Animated Insights: Research & Behavioural Insights That Changed the World
The market research and insights industry is often considered a closed and commercial domain. But in fact, many of the technological and intellectual advancements that have grown out of the sector have had a significant impact on society, economics and politics.
In this animated insights video, we investigate three such innovations. We look at the power that nudge theory has held in shaping public behaviours over the past decade, the role of NPS in coalescing corporations and governments around single measures of success, and how loyalty has come to dominate the commercial landscape.
3 Examples of Influence
The first example we investigate is a popular topic in the field of behavioural science – nudge theory. Nudge theory is widely attributed to American scientists Richard H. Thaler and Cass R. Sunstein. The work is concerned with the design of choices and accounting for the reality of human tendencies, which forced behaviour change does not. Exit intent deals, social proof and decoy pricing all borrow elements of this theory. But it has also been used widely in politics to shape public behaviours related to health, recycling, adherence to social norms and more.
We also take a closer look at how the research of customer and brand loyalty has grown from a niche topic to invaluable commercial tool. The modern idea of a brand loyalty scheme was pioneered by Tesco with the launch of the Clubcard in 1994.Within a year of its introduction, customers were shopping at Tesco over 25% more and its closest rivals more than 15% less.
Today, loyalty programmes that mine purchase behaviour data to find personal and aggregated insights are commonplace. Research into brand loyalty attracts heavy investment and firms are determined to find ways to retain customer interest. Brand concepts of loyalty are even seeping into other domains, such as politics, charity and employee retention.
Finally, we consider the impact of the Net Promoter Score (NPS). Developed in 1993, the NPS system was adopted by Bain & Company in the early 2000s. Whether the legacy of this single research question is good or bad is the subject of ferocious debate; but its influence is undeniable.

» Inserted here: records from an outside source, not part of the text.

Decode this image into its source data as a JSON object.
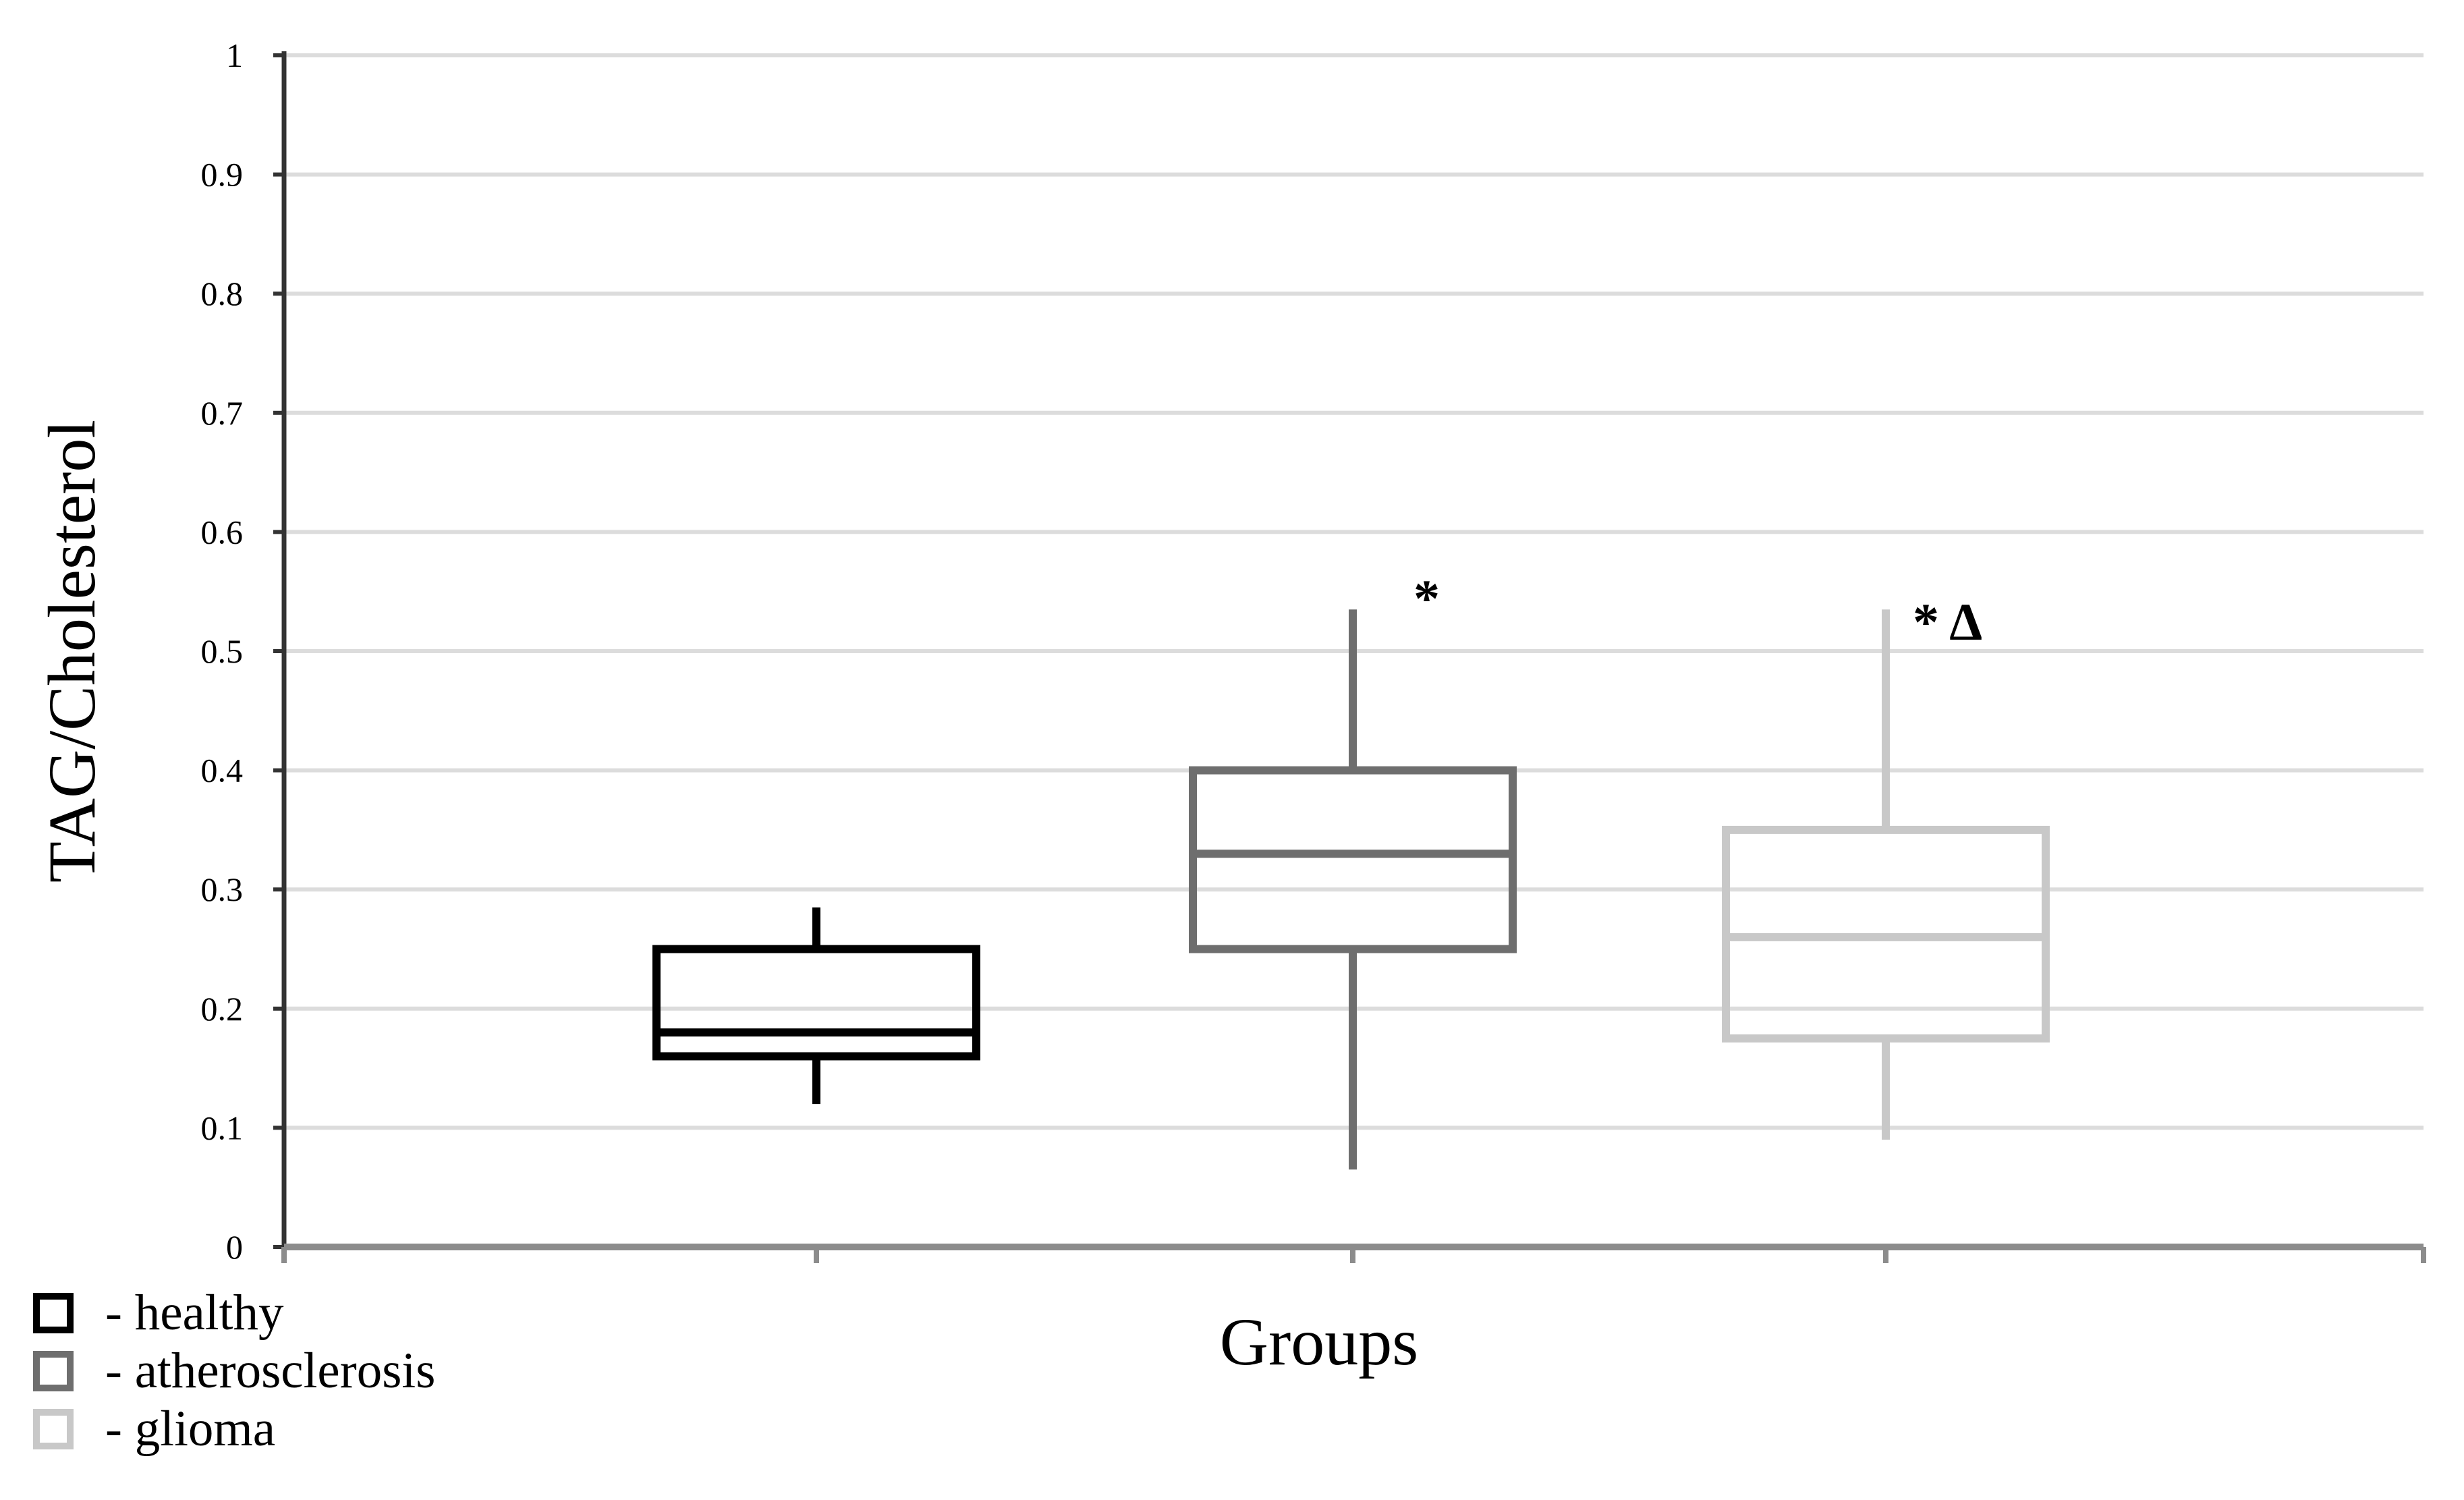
{
  "chart_data": {
    "type": "box",
    "xlabel": "Groups",
    "ylabel": "TAG/Cholesterol",
    "ylim": [
      0,
      1
    ],
    "yticks": [
      "0",
      "0.1",
      "0.2",
      "0.3",
      "0.4",
      "0.5",
      "0.6",
      "0.7",
      "0.8",
      "0.9",
      "1"
    ],
    "grid": true,
    "legend_position": "bottom-left",
    "series": [
      {
        "name": "healthy",
        "color": "#000000",
        "min": 0.12,
        "q1": 0.16,
        "median": 0.18,
        "q3": 0.25,
        "max": 0.285,
        "annotation": ""
      },
      {
        "name": "atherosclerosis",
        "color": "#6e6e6e",
        "min": 0.065,
        "q1": 0.25,
        "median": 0.33,
        "q3": 0.4,
        "max": 0.535,
        "annotation": "*"
      },
      {
        "name": "glioma",
        "color": "#c8c8c8",
        "min": 0.09,
        "q1": 0.175,
        "median": 0.26,
        "q3": 0.35,
        "max": 0.535,
        "annotation": "* Δ"
      }
    ]
  },
  "legend": {
    "items": [
      {
        "label": "- healthy",
        "color": "#000000"
      },
      {
        "label": "- atherosclerosis",
        "color": "#6e6e6e"
      },
      {
        "label": "- glioma",
        "color": "#c8c8c8"
      }
    ]
  }
}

In early writing, the Net Promoter Score question was referred to as The Ultimate Question. Then, over the next two decades it became a highly valued indicator of revenue growth. Today, firms across the globe have come to rely on it as a single measure of success.
The Animated Insight Series
Our Animated Insight videos take a look under the hood of some of the less explored areas of the research industry. From the history and development of the sector, to recent trends shaping consumer behaviours - we want to present these topics in a fun, engaging and dynamic way. Because, after all, why shouldn't market research be fun?